No ano passado, o país bateu recorde ao produzir 54,5 bilhões de unidades ou o equivalente a 1.728 ovos por segundo, volume 1,8% superior a 2020, com 53,5 bilhões de ovos, de acordo com a ABPA (Associação Brasileira de Proteína Animal). Para este ano, a previsão é que fique próximo de 56 bilhões de unidades. O maior produtor de ovos do país, Ricardo Faria, dono do Grupo Granja Faria, com sede na capital Florianópolis, e dono de 14 milhões de galinhas, das quais 10 milhões são poedeiras que entregam 7,5 milhões de ovos por dia, diz que o ritmo dessa mudança vai depender da renda do consumidor e que é ela a ditar o que ocorre na cadeia.
“A gente tem uma linha de inovação em relação a ovos de galinhas criadas soltas, algo em torno de 700.000 aves em quatro granjas diferentes”, afirma Faria. “Mas a gente entende que o Brasil é um país de baixa renda e as pessoas, entre consumir algo especial ou consumir algo, elas vão consumir algo. Qual o sentido que faz a gente sair de 260 ovos per capita para 300 ovos per capita, se ninguém vai consumir?”
O produtor compara o que ocorreu nos EUA, em estados como os de Massachusetts e Califórnia. Nesses locais, a produção cage free foi uma decisão do governo que obrigou a adoção do sistema. Nos EUA, 35% da produção já são livres de gaiolas, equivalente a cerca de 330 milhões de ovos. “É claro que de uma hora para outra acaba ocorrendo um incremento muito forte, o que eu não enxergo no curto prazo acontecendo no Brasil, especialmente por conta da baixa renda ou da média renda do consumidor brasileiro”, afirma Faria. Para ele, as inovações passam por questões sanitárias, manejo e como o mercado vai reagir à oferta. Mas é fato que as maiores empresas varejistas do Brasil já assinaram o compromisso e estão indo para esse mercado.

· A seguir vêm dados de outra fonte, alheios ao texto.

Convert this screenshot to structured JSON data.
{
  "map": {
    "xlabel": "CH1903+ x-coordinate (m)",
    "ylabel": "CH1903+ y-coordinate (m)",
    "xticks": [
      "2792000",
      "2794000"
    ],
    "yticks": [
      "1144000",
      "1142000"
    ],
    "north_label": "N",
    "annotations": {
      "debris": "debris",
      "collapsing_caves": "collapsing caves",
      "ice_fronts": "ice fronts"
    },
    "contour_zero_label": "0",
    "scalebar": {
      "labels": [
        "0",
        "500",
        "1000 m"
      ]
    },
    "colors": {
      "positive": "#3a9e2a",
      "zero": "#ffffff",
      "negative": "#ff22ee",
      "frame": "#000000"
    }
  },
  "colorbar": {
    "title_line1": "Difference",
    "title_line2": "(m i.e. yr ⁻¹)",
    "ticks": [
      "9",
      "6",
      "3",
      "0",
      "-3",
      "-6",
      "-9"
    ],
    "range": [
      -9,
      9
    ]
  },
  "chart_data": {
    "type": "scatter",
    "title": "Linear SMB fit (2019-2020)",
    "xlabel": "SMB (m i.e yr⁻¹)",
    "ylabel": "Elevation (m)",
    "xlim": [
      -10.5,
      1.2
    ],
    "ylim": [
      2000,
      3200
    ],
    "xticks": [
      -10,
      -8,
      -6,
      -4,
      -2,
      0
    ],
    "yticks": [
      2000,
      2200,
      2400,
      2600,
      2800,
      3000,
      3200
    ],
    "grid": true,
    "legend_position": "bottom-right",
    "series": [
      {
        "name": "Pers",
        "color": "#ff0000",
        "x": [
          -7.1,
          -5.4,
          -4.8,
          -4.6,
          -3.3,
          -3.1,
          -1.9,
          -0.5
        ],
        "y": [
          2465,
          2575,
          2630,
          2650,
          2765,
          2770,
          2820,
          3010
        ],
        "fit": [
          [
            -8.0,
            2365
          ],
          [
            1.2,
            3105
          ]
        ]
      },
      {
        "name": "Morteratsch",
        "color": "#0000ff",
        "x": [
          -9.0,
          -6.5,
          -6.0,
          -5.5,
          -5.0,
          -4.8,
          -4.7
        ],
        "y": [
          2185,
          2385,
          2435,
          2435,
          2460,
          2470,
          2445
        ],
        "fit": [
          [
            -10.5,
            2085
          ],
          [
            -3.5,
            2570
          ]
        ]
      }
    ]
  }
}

Recursos para ser cage free
No Brasil não há dados oficiais, mas a estimativa é de que estejam no sistema entre 4 milhões e 5 milhões de aves em sistema fora de gaiolas, das quais 2 milhões certificadas, basicamente de galpões de frango que foram adaptados. Ainda são poucas aquelas que já nasceram no sistema e em larga escala, como a unidade do Grupo Mantiqueira, em Lorena (SP), que começou a funcionar em agosto do ano passado para 1 milhão de aves em sistema cage free
Para Anderson Herbert, da Naturovos, de Salvador do Sul (RS), a saída está no mercado externo e nas suas potencialidades. Uma das discussões feitas com frequência no setor é se a produção de ovos em sistemas sem gaiolas vai ser regra ou se pode virar um nicho de mercado, como ocorre para as carnes, por exemplo. Herbert acredita em dois movimentos: um para aumentar a exportação e outro na mudança da modalidade de produção. “Com mais valor, aí o mercado começa a mudar”, diz ele.

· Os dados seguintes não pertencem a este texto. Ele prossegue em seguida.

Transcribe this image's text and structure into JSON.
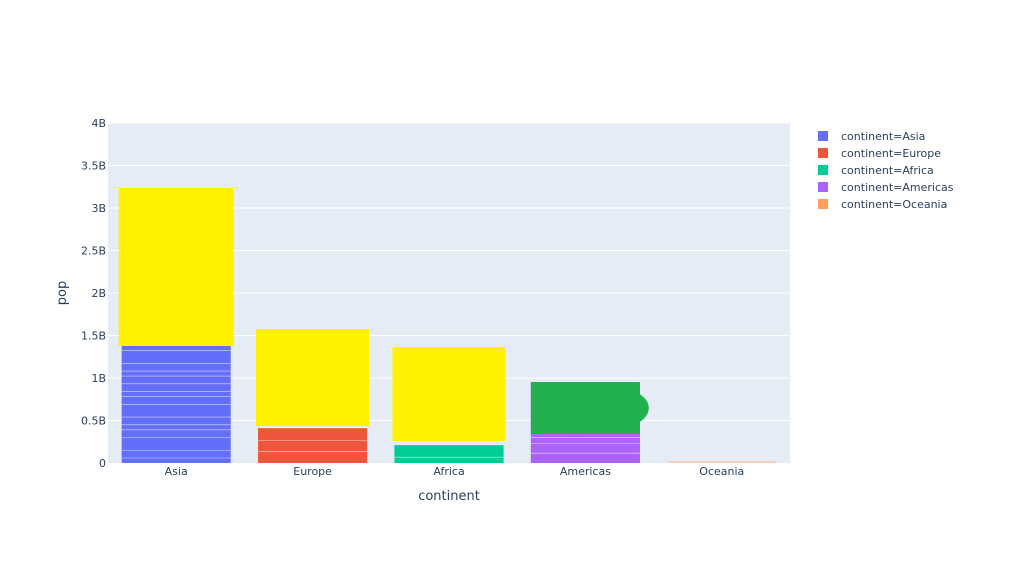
{
  "chart_data": {
    "type": "bar",
    "barmode": "stack",
    "categories": [
      "Asia",
      "Europe",
      "Africa",
      "Americas",
      "Oceania"
    ],
    "xlabel": "continent",
    "ylabel": "pop",
    "ylim": [
      0,
      4000000000
    ],
    "yticks": [
      {
        "value": 0,
        "label": "0"
      },
      {
        "value": 500000000,
        "label": "0.5B"
      },
      {
        "value": 1000000000,
        "label": "1B"
      },
      {
        "value": 1500000000,
        "label": "1.5B"
      },
      {
        "value": 2000000000,
        "label": "2B"
      },
      {
        "value": 2500000000,
        "label": "2.5B"
      },
      {
        "value": 3000000000,
        "label": "3B"
      },
      {
        "value": 3500000000,
        "label": "3.5B"
      },
      {
        "value": 4000000000,
        "label": "4B"
      }
    ],
    "grid": true,
    "legend_position": "right",
    "series": [
      {
        "name": "continent=Asia",
        "color": "#636efa",
        "category": "Asia",
        "value": 3150000000
      },
      {
        "name": "continent=Europe",
        "color": "#ef553b",
        "category": "Europe",
        "value": 410000000
      },
      {
        "name": "continent=Africa",
        "color": "#00cc96",
        "category": "Africa",
        "value": 210000000
      },
      {
        "name": "continent=Americas",
        "color": "#ab63fa",
        "category": "Americas",
        "value": 930000000
      },
      {
        "name": "continent=Oceania",
        "color": "#ffa15a",
        "category": "Oceania",
        "value": 15000000
      }
    ]
  },
  "redactions": {
    "yellow_color": "#fff200",
    "green_color": "#22b14c"
  }
}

Em 2021, a produção mundial de ovos de mesa atingiu 87,6 milhões de toneladas, volume 26,8% maior na comparação com 2010, segundo a FAO (Organização das Nações Unidas para Agricultura e Alimentação). A estimativa é de que em 2030 a produção global chegue a 95 milhões de toneladas, com uma alta de 9% no consumo mundial em relação a 2021.

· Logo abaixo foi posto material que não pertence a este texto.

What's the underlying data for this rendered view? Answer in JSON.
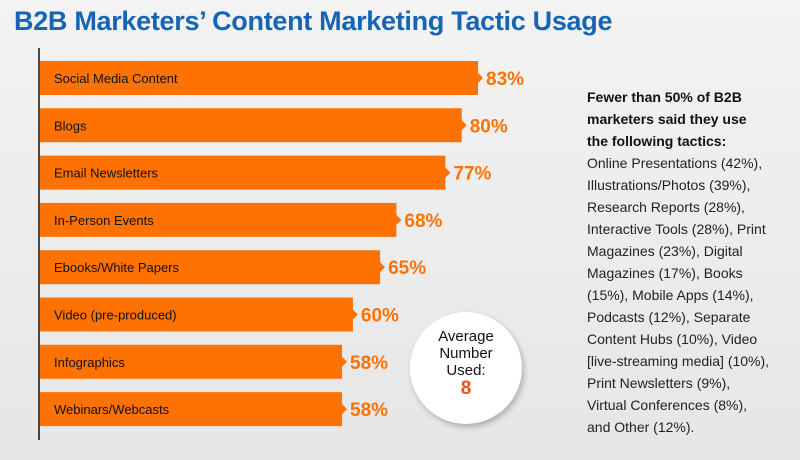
{
  "title": "B2B Marketers’ Content Marketing Tactic Usage",
  "chart_data": {
    "type": "bar",
    "orientation": "horizontal",
    "title": "B2B Marketers’ Content Marketing Tactic Usage",
    "categories": [
      "Social Media Content",
      "Blogs",
      "Email Newsletters",
      "In-Person Events",
      "Ebooks/White Papers",
      "Video (pre-produced)",
      "Infographics",
      "Webinars/Webcasts"
    ],
    "values": [
      83,
      80,
      77,
      68,
      65,
      60,
      58,
      58
    ],
    "value_labels": [
      "83%",
      "80%",
      "77%",
      "68%",
      "65%",
      "60%",
      "58%",
      "58%"
    ],
    "bar_color": "#ff7100",
    "label_color": "#ff7100",
    "grid": false
  },
  "badge": {
    "line1": "Average",
    "line2": "Number",
    "line3": "Used:",
    "value": "8"
  },
  "note": {
    "heading_lines": [
      "Fewer than 50% of B2B",
      "marketers said they use",
      "the following tactics:"
    ],
    "lines": [
      "Online Presentations (42%),",
      "Illustrations/Photos (39%),",
      "Research Reports (28%),",
      "Interactive Tools (28%), Print",
      "Magazines (23%), Digital",
      "Magazines (17%), Books",
      "(15%), Mobile Apps (14%),",
      "Podcasts (12%), Separate",
      "Content Hubs (10%), Video",
      "[live-streaming media] (10%),",
      "Print Newsletters (9%),",
      "Virtual Conferences (8%),",
      "and Other (12%)."
    ]
  }
}
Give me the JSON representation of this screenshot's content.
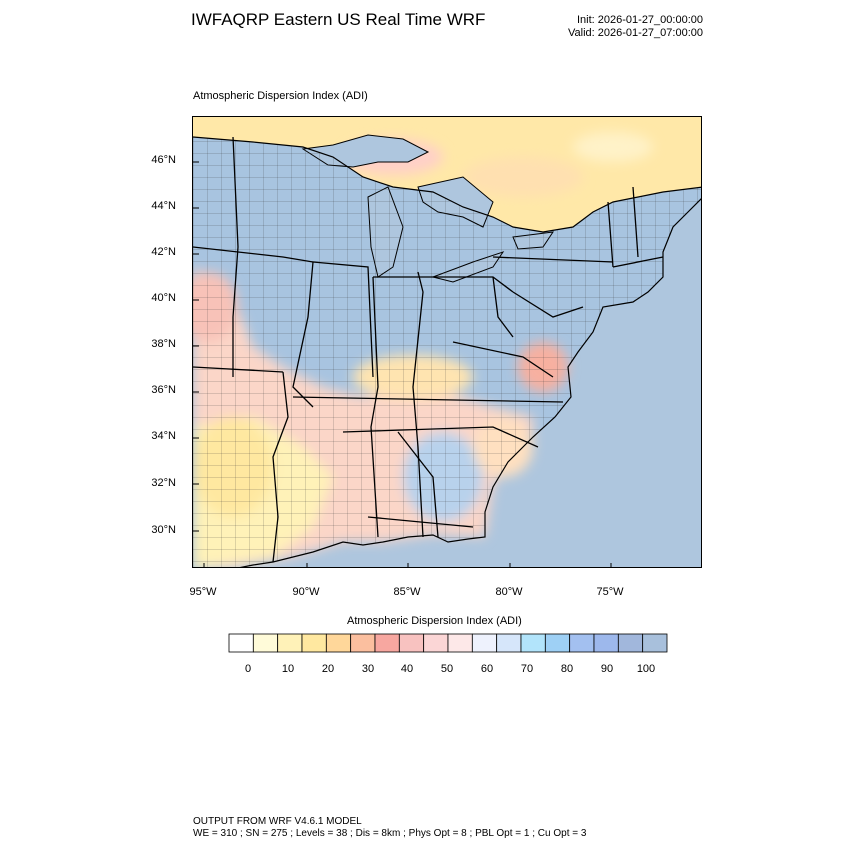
{
  "header": {
    "title": "IWFAQRP Eastern US Real Time WRF",
    "init": "Init: 2026-01-27_00:00:00",
    "valid": "Valid: 2026-01-27_07:00:00"
  },
  "map": {
    "subtitle": "Atmospheric Dispersion Index   (ADI)",
    "lat_ticks": [
      "46°N",
      "44°N",
      "42°N",
      "40°N",
      "38°N",
      "36°N",
      "34°N",
      "32°N",
      "30°N"
    ],
    "lon_ticks": [
      "95°W",
      "90°W",
      "85°W",
      "80°W",
      "75°W"
    ],
    "ocean_color": "#aec6de",
    "land_high_color": "#a8c4e0"
  },
  "colorbar": {
    "title": "Atmospheric Dispersion Index  (ADI)",
    "colors": [
      "#ffffff",
      "#fffbd9",
      "#fff2b8",
      "#ffe8a0",
      "#ffd79a",
      "#fbbf9f",
      "#f7a7a0",
      "#f8c2c0",
      "#fbd6d6",
      "#fde8e8",
      "#eef2fd",
      "#d6e6fa",
      "#b2e4fb",
      "#9ed0f5",
      "#a3c0f0",
      "#9db8ec",
      "#a1b7dc",
      "#a8c0dc"
    ],
    "labels": [
      "0",
      "10",
      "20",
      "30",
      "40",
      "50",
      "60",
      "70",
      "80",
      "90",
      "100"
    ]
  },
  "footer": {
    "line1": "OUTPUT FROM WRF V4.6.1 MODEL",
    "line2": "WE = 310 ; SN = 275 ; Levels = 38 ; Dis = 8km ; Phys Opt = 8 ; PBL Opt = 1 ; Cu Opt = 3"
  }
}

Com 34,4 milhões de toneladas produzidas em 2021, a China lidera a lista que ainda tem entre os maiores produtores os EUA, a União Europeia, a Índia e o México. O Brasil produz 2,9 milhões de toneladas. Japão e países da UE importam por ano quase 1 milhão de toneladas de ovos. “O país precisa exportar mais ovos, que hoje não chega a 1% da produção, enquanto os EUA exportam 2,2%”, diz Herbert. Com um setor mais capitalizado, os investimentos necessários às novas tecnologias podem entrar na agenda do produtor mais rapidamente.